As I predicted, the Deane council have rubber stamped plans to force elderly and vulnerable tenants out of their homes to make way for intensive new housing development.

Homes in Parmin Close, Ruskin Close, and Victoria Gate will be flattened by the bulldozers and blocks of hundreds of flats will be built in their place.

While I am among the first to accept that we need to provide homes for local people which are affordable for them to rent or buy, and which offer the kind of facilities needed by frail and elderly tenants, the council is simply going about this in the wrong way.

We have to find the right sites for such development, not pick on a group of council tenants who, by and large, are unable to fight back because of their age or poor state of health.

Unfortunately, more bad news is on the way from the Deane council before the end of the month.

This time, it affects everybody who cares about our green and pleasant land.

They have drawn up a secret list of development sites for the 23,000 new homes that Gordon Brown’s Government is forcing on Taunton Deane.

Members of the council’s ruling Executive will consider this list in secret session on November 30. My fear is that they will rubber stamp it in the same way they have with Parmin Close, Ruskin Close, and Victoria Gate.

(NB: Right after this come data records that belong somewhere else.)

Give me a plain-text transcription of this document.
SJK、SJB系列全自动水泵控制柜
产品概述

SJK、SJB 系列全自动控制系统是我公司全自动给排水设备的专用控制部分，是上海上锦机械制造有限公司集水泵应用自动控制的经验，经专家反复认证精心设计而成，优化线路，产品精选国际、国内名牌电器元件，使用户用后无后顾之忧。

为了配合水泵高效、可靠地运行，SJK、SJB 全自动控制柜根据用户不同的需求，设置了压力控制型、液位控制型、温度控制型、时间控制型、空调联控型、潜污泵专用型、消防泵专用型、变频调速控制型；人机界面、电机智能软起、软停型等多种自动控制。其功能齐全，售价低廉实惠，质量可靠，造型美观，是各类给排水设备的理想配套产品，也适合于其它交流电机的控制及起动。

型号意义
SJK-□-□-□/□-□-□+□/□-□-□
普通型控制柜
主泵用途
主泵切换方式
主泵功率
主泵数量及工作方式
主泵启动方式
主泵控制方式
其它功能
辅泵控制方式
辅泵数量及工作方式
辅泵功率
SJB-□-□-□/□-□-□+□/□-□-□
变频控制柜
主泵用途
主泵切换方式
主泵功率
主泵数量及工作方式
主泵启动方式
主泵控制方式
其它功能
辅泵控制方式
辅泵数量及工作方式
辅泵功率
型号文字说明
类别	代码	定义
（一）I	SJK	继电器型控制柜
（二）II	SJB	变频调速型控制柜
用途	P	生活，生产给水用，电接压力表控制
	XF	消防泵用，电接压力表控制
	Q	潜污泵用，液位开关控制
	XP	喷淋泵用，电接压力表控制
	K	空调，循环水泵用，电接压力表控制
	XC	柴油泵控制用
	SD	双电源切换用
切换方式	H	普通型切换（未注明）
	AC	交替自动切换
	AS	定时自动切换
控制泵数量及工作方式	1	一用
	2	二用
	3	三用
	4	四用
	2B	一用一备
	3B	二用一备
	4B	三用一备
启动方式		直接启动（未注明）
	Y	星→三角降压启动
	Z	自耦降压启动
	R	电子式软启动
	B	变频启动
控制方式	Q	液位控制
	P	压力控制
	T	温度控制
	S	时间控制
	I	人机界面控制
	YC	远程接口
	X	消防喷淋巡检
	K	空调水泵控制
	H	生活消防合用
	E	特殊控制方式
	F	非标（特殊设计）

But this time, the shockwaves will be felt right across the Deane as the list contains green field sites which nobody would reasonably expect to be built on.

Already, there are rumblings, and a recent public meeting at Bishops Fox’s School for residents of the Mountfields Road and Mountfields Avenue area attracted around 200 people.

The Deane council may ride roughshod over the lives of its vulnerable tenants, but I wonder if they will get away with it when they take on the rest of the population.

Bear in mind this Lib Demcouncil is doing this at a time when Labour has put the 23,000 new homes on hold, and with David Cameron promising to scrap the plans altogether if he forms the next Government.